No it's /not/ the end of the story. The essential part of the story is how Monticello remains compatible and interoperable between dialects. I haven't seen you account for how you maintain that compatibility. As far as I can tell, you propose replacing the Monticello metadata with that from git. How do I, as a Squeak user with Monticello, ever get to look at your package again? As I understand it, moving the metadata from Monticello commit time to git means that the metadata is in a format that git determines, not Monticello.
Yes. See below why.
So I don't understand how on the one hand you can say "The Monticello metadata in a git repository is redundant and leads to unnecessary commit conflicts -- end of story ....", which implies you want to eliminate the Monticello metadata, and on the other hand you say you're keeping the Monticello metadata.

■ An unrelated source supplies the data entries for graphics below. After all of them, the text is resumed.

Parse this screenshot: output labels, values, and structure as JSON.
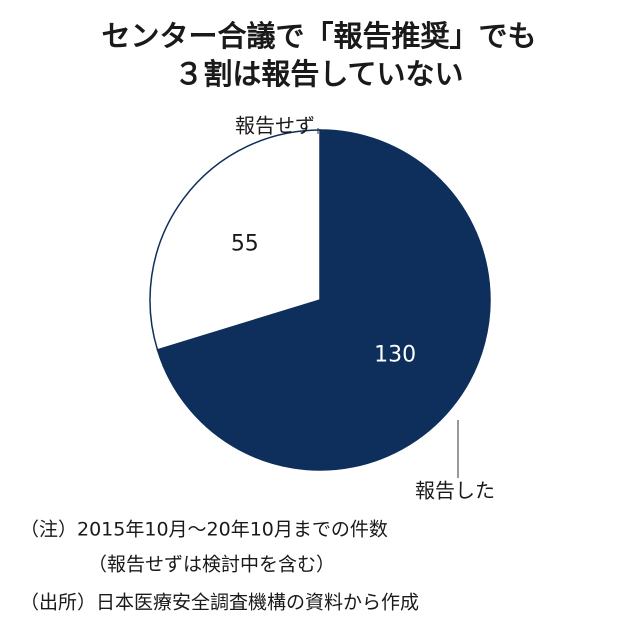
{
  "chart_data": {
    "type": "pie",
    "title": [
      "センター合議で「報告推奨」でも",
      "３割は報告していない"
    ],
    "categories": [
      "報告した",
      "報告せず"
    ],
    "values": [
      130,
      55
    ],
    "colors": [
      "#0e2f5c",
      "#ffffff"
    ],
    "notes": [
      "（注）2015年10月～20年10月までの件数",
      "（報告せずは検討中を含む）",
      "（出所）日本医療安全調査機構の資料から作成"
    ]
  }
}
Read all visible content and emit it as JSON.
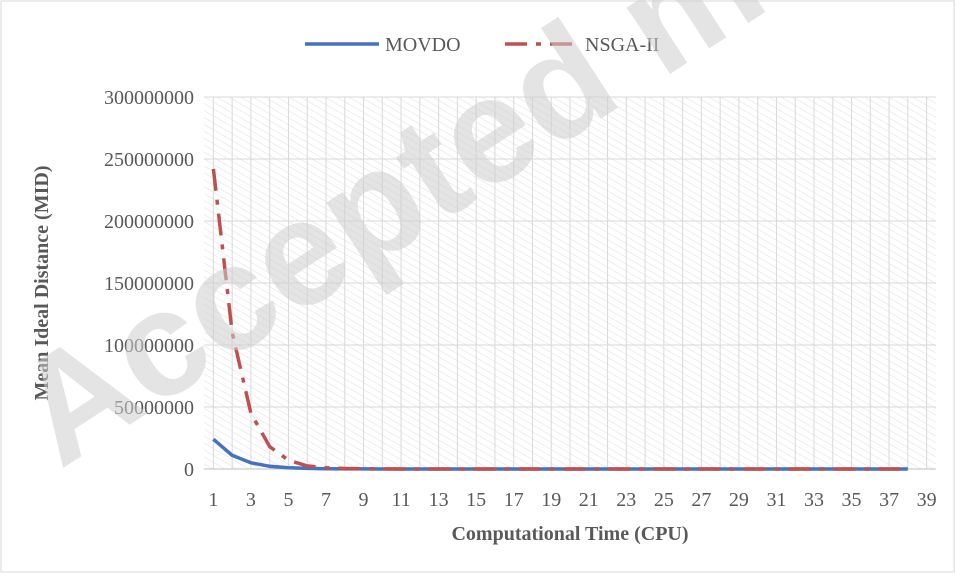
{
  "watermark": "Accepted manuscript",
  "chart_data": {
    "type": "line",
    "title": "",
    "xlabel": "Computational Time (CPU)",
    "ylabel": "Mean Ideal Distance (MID)",
    "x_ticks": [
      1,
      3,
      5,
      7,
      9,
      11,
      13,
      15,
      17,
      19,
      21,
      23,
      25,
      27,
      29,
      31,
      33,
      35,
      37,
      39
    ],
    "y_ticks": [
      0,
      50000000,
      100000000,
      150000000,
      200000000,
      250000000,
      300000000
    ],
    "y_tick_labels": [
      "0",
      "50000000",
      "100000000",
      "150000000",
      "200000000",
      "250000000",
      "300000000"
    ],
    "xlim": [
      0.5,
      39.5
    ],
    "ylim": [
      0,
      300000000
    ],
    "grid": true,
    "legend_position": "top",
    "x": [
      1,
      2,
      3,
      4,
      5,
      6,
      7,
      8,
      9,
      10,
      11,
      12,
      13,
      14,
      15,
      16,
      17,
      18,
      19,
      20,
      21,
      22,
      23,
      24,
      25,
      26,
      27,
      28,
      29,
      30,
      31,
      32,
      33,
      34,
      35,
      36,
      37,
      38
    ],
    "series": [
      {
        "name": "MOVDO",
        "color": "#4472c4",
        "style": "solid",
        "values": [
          24000000,
          11000000,
          5000000,
          2200000,
          1000000,
          500000,
          250000,
          120000,
          60000,
          30000,
          15000,
          8000,
          4000,
          2000,
          1000,
          500,
          300,
          200,
          100,
          50,
          30,
          20,
          10,
          5,
          3,
          2,
          1,
          1,
          1,
          1,
          1,
          1,
          1,
          1,
          1,
          1,
          1,
          1
        ]
      },
      {
        "name": "NSGA-II",
        "color": "#c0504d",
        "style": "dashdot",
        "values": [
          242000000,
          110000000,
          45000000,
          18000000,
          7000000,
          2500000,
          1000000,
          400000,
          150000,
          60000,
          25000,
          10000,
          5000,
          2000,
          1000,
          500,
          300,
          200,
          100,
          50,
          30,
          20,
          10,
          5,
          3,
          2,
          1,
          1,
          1,
          1,
          1,
          1,
          1,
          1,
          1,
          1,
          1,
          1
        ]
      }
    ]
  }
}
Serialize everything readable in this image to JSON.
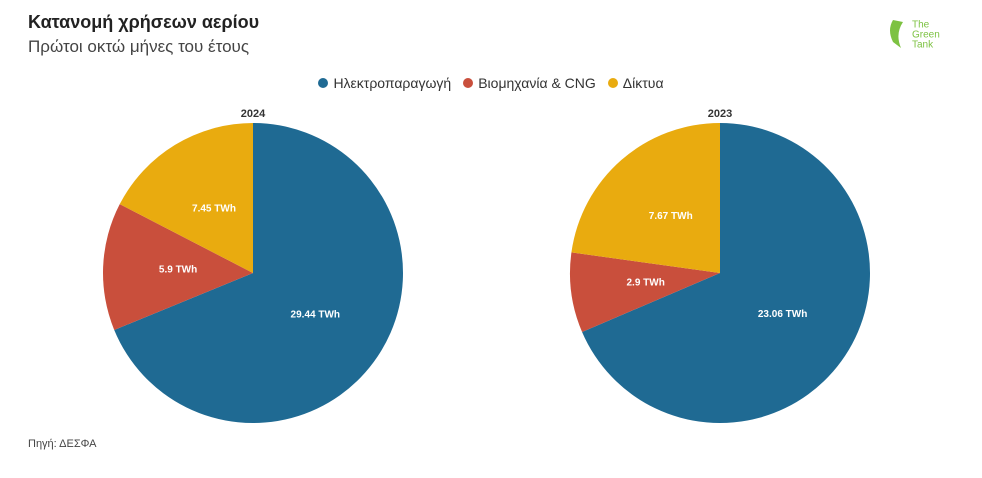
{
  "header": {
    "title": "Κατανομή χρήσεων αερίου",
    "subtitle": "Πρώτοι οκτώ μήνες του έτους",
    "logo": [
      "The",
      "Green",
      "Tank"
    ]
  },
  "source": "Πηγή: ΔΕΣΦΑ",
  "chart_data": [
    {
      "type": "pie",
      "title": "2024",
      "categories": [
        "Ηλεκτροπαραγωγή",
        "Βιομηχανία & CNG",
        "Δίκτυα"
      ],
      "values": [
        29.44,
        5.9,
        7.45
      ],
      "value_labels": [
        "29.44 TWh",
        "5.9 TWh",
        "7.45 TWh"
      ],
      "colors": [
        "#1f6a93",
        "#c94f3c",
        "#e9ab0f"
      ]
    },
    {
      "type": "pie",
      "title": "2023",
      "categories": [
        "Ηλεκτροπαραγωγή",
        "Βιομηχανία & CNG",
        "Δίκτυα"
      ],
      "values": [
        23.06,
        2.9,
        7.67
      ],
      "value_labels": [
        "23.06 TWh",
        "2.9 TWh",
        "7.67 TWh"
      ],
      "colors": [
        "#1f6a93",
        "#c94f3c",
        "#e9ab0f"
      ]
    }
  ]
}
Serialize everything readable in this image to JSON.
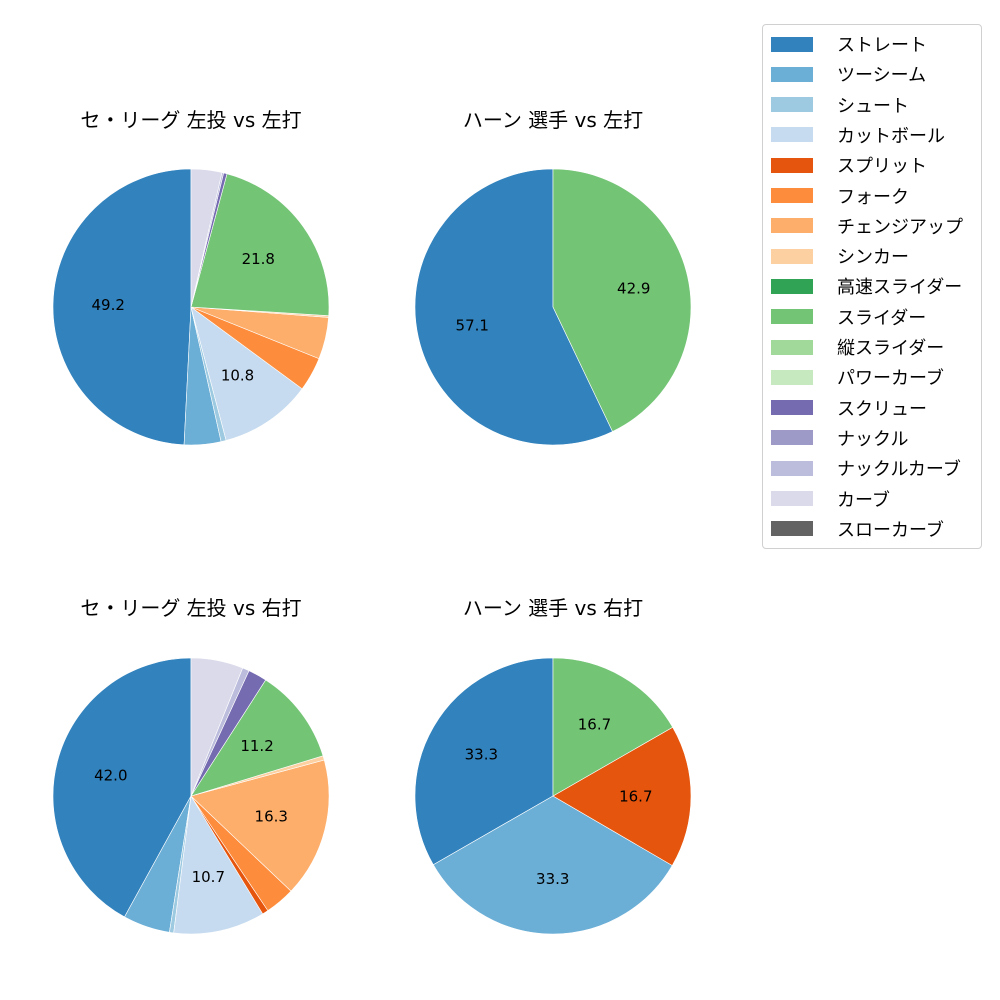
{
  "legend": {
    "items": [
      {
        "label": "ストレート",
        "color": "#3182bd"
      },
      {
        "label": "ツーシーム",
        "color": "#6baed6"
      },
      {
        "label": "シュート",
        "color": "#9ecae1"
      },
      {
        "label": "カットボール",
        "color": "#c6dbef"
      },
      {
        "label": "スプリット",
        "color": "#e6550d"
      },
      {
        "label": "フォーク",
        "color": "#fd8d3c"
      },
      {
        "label": "チェンジアップ",
        "color": "#fdae6b"
      },
      {
        "label": "シンカー",
        "color": "#fdd0a2"
      },
      {
        "label": "高速スライダー",
        "color": "#31a354"
      },
      {
        "label": "スライダー",
        "color": "#74c476"
      },
      {
        "label": "縦スライダー",
        "color": "#a1d99b"
      },
      {
        "label": "パワーカーブ",
        "color": "#c7e9c0"
      },
      {
        "label": "スクリュー",
        "color": "#756bb1"
      },
      {
        "label": "ナックル",
        "color": "#9e9ac8"
      },
      {
        "label": "ナックルカーブ",
        "color": "#bcbddc"
      },
      {
        "label": "カーブ",
        "color": "#dadaeb"
      },
      {
        "label": "スローカーブ",
        "color": "#636363"
      }
    ]
  },
  "chart_data": [
    {
      "type": "pie",
      "title": "セ・リーグ 左投 vs 左打",
      "center": [
        191,
        307
      ],
      "radius": 138,
      "start_angle": 90,
      "direction": "counterclockwise",
      "slices": [
        {
          "name": "ストレート",
          "value": 49.2,
          "label": "49.2"
        },
        {
          "name": "ツーシーム",
          "value": 4.3,
          "label": ""
        },
        {
          "name": "シュート",
          "value": 0.6,
          "label": ""
        },
        {
          "name": "カットボール",
          "value": 10.8,
          "label": "10.8"
        },
        {
          "name": "フォーク",
          "value": 4.0,
          "label": ""
        },
        {
          "name": "チェンジアップ",
          "value": 4.9,
          "label": ""
        },
        {
          "name": "シンカー",
          "value": 0.2,
          "label": ""
        },
        {
          "name": "スライダー",
          "value": 21.8,
          "label": "21.8"
        },
        {
          "name": "スクリュー",
          "value": 0.4,
          "label": ""
        },
        {
          "name": "ナックルカーブ",
          "value": 0.2,
          "label": ""
        },
        {
          "name": "カーブ",
          "value": 3.6,
          "label": ""
        }
      ]
    },
    {
      "type": "pie",
      "title": "ハーン 選手 vs 左打",
      "center": [
        553,
        307
      ],
      "radius": 138,
      "start_angle": 90,
      "direction": "counterclockwise",
      "slices": [
        {
          "name": "ストレート",
          "value": 57.1,
          "label": "57.1"
        },
        {
          "name": "スライダー",
          "value": 42.9,
          "label": "42.9"
        }
      ]
    },
    {
      "type": "pie",
      "title": "セ・リーグ 左投 vs 右打",
      "center": [
        191,
        796
      ],
      "radius": 138,
      "start_angle": 90,
      "direction": "counterclockwise",
      "slices": [
        {
          "name": "ストレート",
          "value": 42.0,
          "label": "42.0"
        },
        {
          "name": "ツーシーム",
          "value": 5.5,
          "label": ""
        },
        {
          "name": "シュート",
          "value": 0.5,
          "label": ""
        },
        {
          "name": "カットボール",
          "value": 10.7,
          "label": "10.7"
        },
        {
          "name": "スプリット",
          "value": 0.7,
          "label": ""
        },
        {
          "name": "フォーク",
          "value": 3.5,
          "label": ""
        },
        {
          "name": "チェンジアップ",
          "value": 16.3,
          "label": "16.3"
        },
        {
          "name": "シンカー",
          "value": 0.5,
          "label": ""
        },
        {
          "name": "スライダー",
          "value": 11.2,
          "label": "11.2"
        },
        {
          "name": "スクリュー",
          "value": 2.2,
          "label": ""
        },
        {
          "name": "ナックルカーブ",
          "value": 0.8,
          "label": ""
        },
        {
          "name": "カーブ",
          "value": 6.1,
          "label": ""
        }
      ]
    },
    {
      "type": "pie",
      "title": "ハーン 選手 vs 右打",
      "center": [
        553,
        796
      ],
      "radius": 138,
      "start_angle": 90,
      "direction": "counterclockwise",
      "slices": [
        {
          "name": "ストレート",
          "value": 33.3,
          "label": "33.3"
        },
        {
          "name": "ツーシーム",
          "value": 33.3,
          "label": "33.3"
        },
        {
          "name": "スプリット",
          "value": 16.7,
          "label": "16.7"
        },
        {
          "name": "スライダー",
          "value": 16.7,
          "label": "16.7"
        }
      ]
    }
  ]
}
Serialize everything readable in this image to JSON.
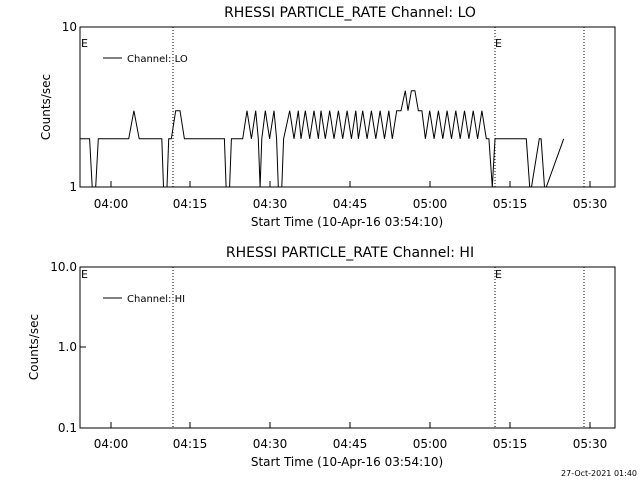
{
  "footer": {
    "timestamp": "27-Oct-2021 01:40"
  },
  "chart_data": [
    {
      "type": "line",
      "title": "RHESSI PARTICLE_RATE Channel: LO",
      "xlabel": "Start Time (10-Apr-16 03:54:10)",
      "ylabel": "Counts/sec",
      "y_scale": "log",
      "xlim": [
        "03:54:10",
        "05:36:40"
      ],
      "ylim": [
        1,
        10
      ],
      "x_ticks": [
        "04:00",
        "04:15",
        "04:30",
        "04:45",
        "05:00",
        "05:15",
        "05:30"
      ],
      "y_ticks": [
        "1",
        "10"
      ],
      "legend": {
        "position": "top-left",
        "entries": [
          "Channel: LO"
        ]
      },
      "event_marks": [
        {
          "time": "03:54:10",
          "label": "E"
        },
        {
          "time": "05:12:10",
          "label": "E"
        }
      ],
      "dotted_vlines": [
        "04:11:40",
        "05:12:10",
        "05:28:40"
      ],
      "series": [
        {
          "name": "Channel: LO",
          "x": [
            "03:54:10",
            "03:56:00",
            "03:56:30",
            "03:57:10",
            "03:57:40",
            "04:03:30",
            "04:04:30",
            "04:05:30",
            "04:06:20",
            "04:09:50",
            "04:10:10",
            "04:10:50",
            "04:11:10",
            "04:11:40",
            "04:12:30",
            "04:13:20",
            "04:14:10",
            "04:15:00",
            "04:15:50",
            "04:16:40",
            "04:17:30",
            "04:18:20",
            "04:21:50",
            "04:22:10",
            "04:22:50",
            "04:23:10",
            "04:25:20",
            "04:26:10",
            "04:27:00",
            "04:27:50",
            "04:28:20",
            "04:28:40",
            "04:29:00",
            "04:29:40",
            "04:30:30",
            "04:31:20",
            "04:31:50",
            "04:32:10",
            "04:32:50",
            "04:33:10",
            "04:34:20",
            "04:35:10",
            "04:36:00",
            "04:36:30",
            "04:37:20",
            "04:38:10",
            "04:39:00",
            "04:39:50",
            "04:40:20",
            "04:41:10",
            "04:42:00",
            "04:42:50",
            "04:43:40",
            "04:44:30",
            "04:45:20",
            "04:46:10",
            "04:47:00",
            "04:47:30",
            "04:48:20",
            "04:49:10",
            "04:50:00",
            "04:50:50",
            "04:51:40",
            "04:52:30",
            "04:53:20",
            "04:54:00",
            "04:54:50",
            "04:55:40",
            "04:56:30",
            "04:57:00",
            "04:57:40",
            "04:58:20",
            "04:59:00",
            "04:59:40",
            "05:00:20",
            "05:01:10",
            "05:02:00",
            "05:02:50",
            "05:03:40",
            "05:04:30",
            "05:05:20",
            "05:06:10",
            "05:07:00",
            "05:07:50",
            "05:08:40",
            "05:09:30",
            "05:10:20",
            "05:11:10",
            "05:12:00",
            "05:12:30",
            "05:13:10",
            "05:13:40",
            "05:19:20",
            "05:19:40",
            "05:20:20",
            "05:20:40",
            "05:22:10",
            "05:22:30",
            "05:23:10",
            "05:23:30",
            "05:26:50"
          ],
          "y": [
            2,
            2,
            1,
            1,
            2,
            2,
            3,
            2,
            2,
            2,
            1,
            1,
            2,
            2,
            3,
            3,
            2,
            2,
            2,
            2,
            2,
            2,
            2,
            1,
            1,
            2,
            2,
            3,
            2,
            3,
            2,
            1,
            2,
            3,
            2,
            3,
            2,
            1,
            1,
            2,
            3,
            2,
            3,
            2,
            3,
            2,
            3,
            2,
            3,
            2,
            3,
            2,
            3,
            2,
            3,
            2,
            3,
            2,
            3,
            2,
            3,
            2,
            3,
            2,
            3,
            2,
            3,
            3,
            4,
            3,
            4,
            4,
            3,
            3,
            2,
            3,
            2,
            3,
            2,
            3,
            2,
            3,
            2,
            3,
            2,
            3,
            2,
            3,
            2,
            2,
            1,
            2,
            2,
            2,
            1,
            1,
            2,
            2,
            1,
            1,
            2
          ]
        }
      ]
    },
    {
      "type": "line",
      "title": "RHESSI PARTICLE_RATE Channel: HI",
      "xlabel": "Start Time (10-Apr-16 03:54:10)",
      "ylabel": "Counts/sec",
      "y_scale": "log",
      "xlim": [
        "03:54:10",
        "05:36:40"
      ],
      "ylim": [
        0.1,
        10
      ],
      "x_ticks": [
        "04:00",
        "04:15",
        "04:30",
        "04:45",
        "05:00",
        "05:15",
        "05:30"
      ],
      "y_ticks": [
        "0.1",
        "1.0",
        "10.0"
      ],
      "legend": {
        "position": "top-left",
        "entries": [
          "Channel: HI"
        ]
      },
      "event_marks": [
        {
          "time": "03:54:10",
          "label": "E"
        },
        {
          "time": "05:12:10",
          "label": "E"
        }
      ],
      "dotted_vlines": [
        "04:11:40",
        "05:12:10",
        "05:28:40"
      ],
      "series": [
        {
          "name": "Channel: HI",
          "x": [],
          "y": []
        }
      ]
    }
  ]
}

I'm hopelessly confused. How does the Monticello metadata get reconstituted if it's been thrown away? What happens to the metadata in the following workflow? load package P from Monticello repository R into an image change P, commit via git to local git repository G load P from G into an image store P to R via Monticello
It's not a scenario I've specifically worked on, but all the tech is implemented / implementable to do that perfectly.
The only thing that is problematic there is that the only safe history is the one generated from git... there are so many MC packages with broken history that, on mcz packages, you have to admit that it's not safe to base things on their history.
But what does this imply to some package that starts off in a Monticello repository and then spends some time in gitland? Can I merge again? If I can I'm happy. If I can't, I feel sabotaged.
You could. Just express your needs and wait until one of us has enough free time to solve it for you, that is.
Fine. Except merging is, IIUC, about method time stamps and ancestry. If that gets preserved then I'm happy. But for the life of me I haven't read an explanation that reassures me that these are being preserved. Do you see the roots of my fear?
Of course. But that also project a bit what you think of the people working on it... which may makes it a bit hard to answer.